Otro aspecto característico, del procedimiento es conocer la opinión del niño, niña y adolescente dado que aun no siendo vinculante para el juzgador, es una obligación para todos los tribunales el garantizar dicho derecho. A su vez, tal opinión no constituye un medio de prueba, es por ello, que debe escucharse en una audiencia especial para tal fin, siguiendo las Orientaciones Sobre la Garantía del Derecho Humano de los Niños, Niñas y Adolescentes a Opinar y ser Oídos en los Procedimientos Judiciales ante los Tribunales de Protección, emanadas de la Sala Plena del Tribunal Supremo de Justicia en fecha 25 de abril de 2007. En tal sentido, en dichas orientaciones de allí se destaca lo siguiente:
 “…SEXTA.- Consecuencias procesales de no oír la opinión del niño, niña o adolescente. El no oír la opinión del niño, niña o adolescente en un procedimiento judicial, comporta la violación de un derecho fundamental que acarrea la nulidad y reposición de la causa al estado en que se garantice el ejercicio de tal derecho. A cualquier efecto, sería conveniente tomar en cuenta que, como es un derecho y como tal de carácter voluntario, se podría indagar primero si el niño, niña y adolescente está dispuesto a hacer uso de su derecho, pues en caso de negativa la reposición sería inútil, en conformidad con lo dispuesto en los artículos 26 y 257 de la Constitución de la República Bolivariana de Venezuela.”
    De igual forma, el artículo 80 de la Ley Orgánica para la Protección de Niños, Niñas y Adolescentes, consagra el derecho que tienen los niños de expresar sus opiniones en los asuntos en que tengan interés. A tal efecto, la citada norma establece:
Artículo 80. Derecho a opinar y a ser oído y oída.

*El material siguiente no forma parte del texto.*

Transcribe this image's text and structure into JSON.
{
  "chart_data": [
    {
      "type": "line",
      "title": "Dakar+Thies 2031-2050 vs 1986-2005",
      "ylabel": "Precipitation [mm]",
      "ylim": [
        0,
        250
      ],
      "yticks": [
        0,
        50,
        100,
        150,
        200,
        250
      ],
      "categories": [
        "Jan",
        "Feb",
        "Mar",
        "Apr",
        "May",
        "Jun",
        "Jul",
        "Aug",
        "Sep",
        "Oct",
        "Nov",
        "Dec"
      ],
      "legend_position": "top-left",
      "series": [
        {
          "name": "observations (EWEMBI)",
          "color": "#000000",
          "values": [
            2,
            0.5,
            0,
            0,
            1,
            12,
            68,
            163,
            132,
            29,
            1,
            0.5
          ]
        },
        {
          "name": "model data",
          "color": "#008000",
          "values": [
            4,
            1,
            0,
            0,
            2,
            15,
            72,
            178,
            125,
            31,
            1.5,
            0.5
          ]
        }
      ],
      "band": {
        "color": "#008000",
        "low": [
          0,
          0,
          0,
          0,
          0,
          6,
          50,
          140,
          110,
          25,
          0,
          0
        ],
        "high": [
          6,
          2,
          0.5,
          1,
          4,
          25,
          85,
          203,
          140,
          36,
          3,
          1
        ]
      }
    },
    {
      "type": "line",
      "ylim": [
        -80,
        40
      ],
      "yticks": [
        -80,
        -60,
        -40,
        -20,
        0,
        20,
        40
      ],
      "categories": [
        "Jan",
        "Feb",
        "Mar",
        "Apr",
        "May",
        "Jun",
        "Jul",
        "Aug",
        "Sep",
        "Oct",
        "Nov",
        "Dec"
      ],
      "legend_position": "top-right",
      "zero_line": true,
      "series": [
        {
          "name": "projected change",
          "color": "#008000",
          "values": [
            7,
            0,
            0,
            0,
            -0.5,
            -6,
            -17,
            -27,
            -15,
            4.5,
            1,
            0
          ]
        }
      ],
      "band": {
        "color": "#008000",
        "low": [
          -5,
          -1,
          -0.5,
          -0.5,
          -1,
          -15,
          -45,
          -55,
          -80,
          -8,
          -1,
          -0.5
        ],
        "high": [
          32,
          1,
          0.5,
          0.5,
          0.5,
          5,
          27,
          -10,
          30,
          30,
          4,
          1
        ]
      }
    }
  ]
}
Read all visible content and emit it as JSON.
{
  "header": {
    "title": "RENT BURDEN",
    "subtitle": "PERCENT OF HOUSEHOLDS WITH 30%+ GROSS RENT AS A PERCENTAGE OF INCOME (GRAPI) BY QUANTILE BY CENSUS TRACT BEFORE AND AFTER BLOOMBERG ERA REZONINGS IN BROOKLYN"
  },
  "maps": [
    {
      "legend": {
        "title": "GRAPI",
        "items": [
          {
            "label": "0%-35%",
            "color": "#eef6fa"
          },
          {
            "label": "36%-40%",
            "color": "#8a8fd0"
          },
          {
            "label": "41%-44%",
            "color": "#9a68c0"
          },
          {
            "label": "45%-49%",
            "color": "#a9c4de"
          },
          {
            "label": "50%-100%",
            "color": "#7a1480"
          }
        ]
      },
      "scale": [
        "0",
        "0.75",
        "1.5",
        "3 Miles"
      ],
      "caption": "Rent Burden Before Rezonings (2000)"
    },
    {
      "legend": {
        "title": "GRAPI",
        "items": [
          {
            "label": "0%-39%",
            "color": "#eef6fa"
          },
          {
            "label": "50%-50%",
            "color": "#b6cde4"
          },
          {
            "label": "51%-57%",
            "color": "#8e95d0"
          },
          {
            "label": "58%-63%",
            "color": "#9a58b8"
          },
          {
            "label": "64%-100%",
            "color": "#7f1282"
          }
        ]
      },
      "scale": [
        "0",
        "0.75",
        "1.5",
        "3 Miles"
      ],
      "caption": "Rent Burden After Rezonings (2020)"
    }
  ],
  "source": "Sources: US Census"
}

Todos los niños, niñas y adolescentes tienen derecho a:

a) Expresar libremente su opinión en los asuntos en que tengan interés.

b) Que sus opiniones sean tomadas en cuenta en función de su desarrollo.

Este derecho se extiende a todos los ámbitos en que se desenvuelven los niños, niñas y adolescentes, entre ellos: al ámbito estatal, familiar, comunitario, social, escolar, científico, cultural, deportivo y recreacional.

Parágrafo Primero. Se garantiza a todos los niños, niñas y adolescentes el ejercicio personal y directo de este derecho, especialmente en todo procedimiento administrativo o judicial que conduzca a una decisión que afecte sus derechos, garantías e intereses, sin más límites que los derivados de su interés superior.

Parágrafo Segundo. En los procedimientos administrativos o judiciales, la comparecencia del niño, niña o adolescente se realizará de la forma más adecuada a su situación personal y desarrollo. En los casos de niños, niñas y adolescentes con necesidades especiales o discapacidad se debe garantizar la asistencia de personas que, por su profesión o relación especial de confianza, puedan transmitir objetivamente su opinión.

Parágrafo Tercero. Cuando el ejercicio personal de este derecho no resulte conveniente al interés superior del niño, niña o adolescente, éste se ejercerá por medio de su padre, madre, representantes o responsables, siempre que no sean parte interesada ni tengan intereses contrapuestos a los del niño, niña o adolescente, o a través de otras personas que, por su profesión o relación especial de confianza puedan transmitir objetivamente su opinión.

Parágrafo Cuarto. La opinión del niño, niña o adolescente sólo será vinculante cuando la ley así lo establezca. Nadie puede constreñir a los niños, niñas y adolescentes a expresar su opinión, especialmente en los procedimientos administrativos y judiciales.”

   Es por ello que se torna relevante el acto de la opinión dado que de allí se caracteriza el derecho pleno y efectivo de los niños, niñas y adolescentes respecto a su participación en el proceso, de allí que el abogado privado deba siempre tener en cuenta la opinión de la población infanto-adolescente para tal fin.